You know the possibilities are simply ENDLESS. If everyone can try to be nice for just one week, who knows, maybe we can change the World and make it a nice place to live. So I guess this has suddenly become a call for everyone reading this to spend the next week, or even two weeks, being NICE. Be understanding, be open minded. Be forgiving. Show love to all those funny people who really don't deserve it. Lets check back in a week and we will see how we have all done. Shall we?

Well I am signing off for now. I think I will go do something NICE!

11 comments:

Kelly said...

Umm, there's a difference between being nice and having a smile bolted onto your face.

Don't take this as me saying don't be nice, but the only people that are nice all the time are usually introduced by Rod Serling.

Stephanie said...

LOL. You crack me up.

Mike 'n' Cindy Brinkerhoff said...

So I read this last night, but decided not to comment until today, so that NICE Susan would read it... Good Morning, NICE SUSAN!!!

Jan said...

Darn it. Just when I thought I would try out being mean for a change. Then this.

I have always thought to myself that you were a nice person. I never have thought differently.

You are so funny. You were cracking me up about the isle in Walmart with the kids. You were really being nice.

Hope it all works out nicely for you.

Lisa Christine said...

This is by far your best post to date! I loved it....especially since I had been noticing your trend in ranting posts :0

I love your attitude. And I love the idea of your 'niceness' changing the world! Who knows...it could happen.

Well, just know that you have already put a smile on my face.

Have a HAPPY DAY!!!

Jeanette said...

I have missed reading blogs lately and enjoyed reading yours today. I think I'll leave a comment on all of them!

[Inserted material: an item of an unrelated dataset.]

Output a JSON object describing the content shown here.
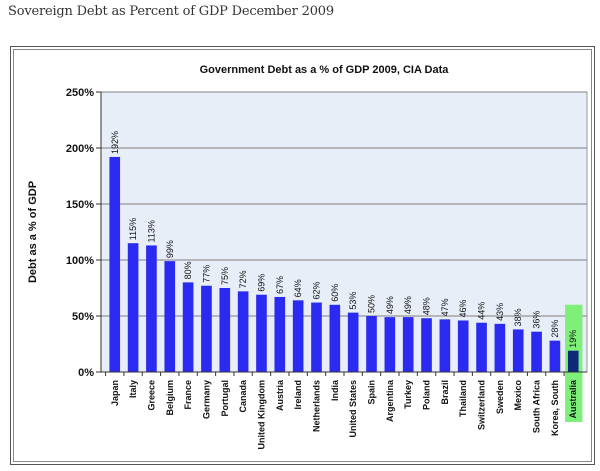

Following your example, this week I am going to practice not yelling. With the 4 kiddos home all summer, I am finding my voice getting louder and louder...I don't think I even hear myself anymore!

dani said...

lol, suz... you know michael jackson wrote a song about this i dea one time (probably while having one of his slumber parties), and all the music industry joined in to sing it with him:b
love,
dani
ps we are the world; we are the children... la, la, la, la la-la-la-la-la, etc, etc, and so forth...

Anonymous said...

So you're right, you won't change the world, but maybe you'll change 1 person's day. Or maybe even your own day.

I can't wait to read your posts for the next week!

libbie said...

Well Gee WHIZ! I think you may have just started a new movement! Good for you!

I wish I were one of those people that being nice just came naturally. But alas, I am not. I have to work a it. And believe me, some days I do a whole lot better than others! I always feel better about myself when I show some self control/patience/forgiveness, etc.

So good luck. I can't wait to read future posts about how your "Being Nice" week went!!!

Mandi said...

Blah ha ha ha, yep ok good luck with that. I truely hope that it works and you have a great week!!!

The Donald said...

Oh mum, you are a nice person. You are just easily annoyed (as am I) by dumb teens, drivers who are day dreaming, and the mensas who populate the fast food industry.

there is now excuse for 25 in a 35. Never has been, and never will. Now if I could just get Lisa to see it that way.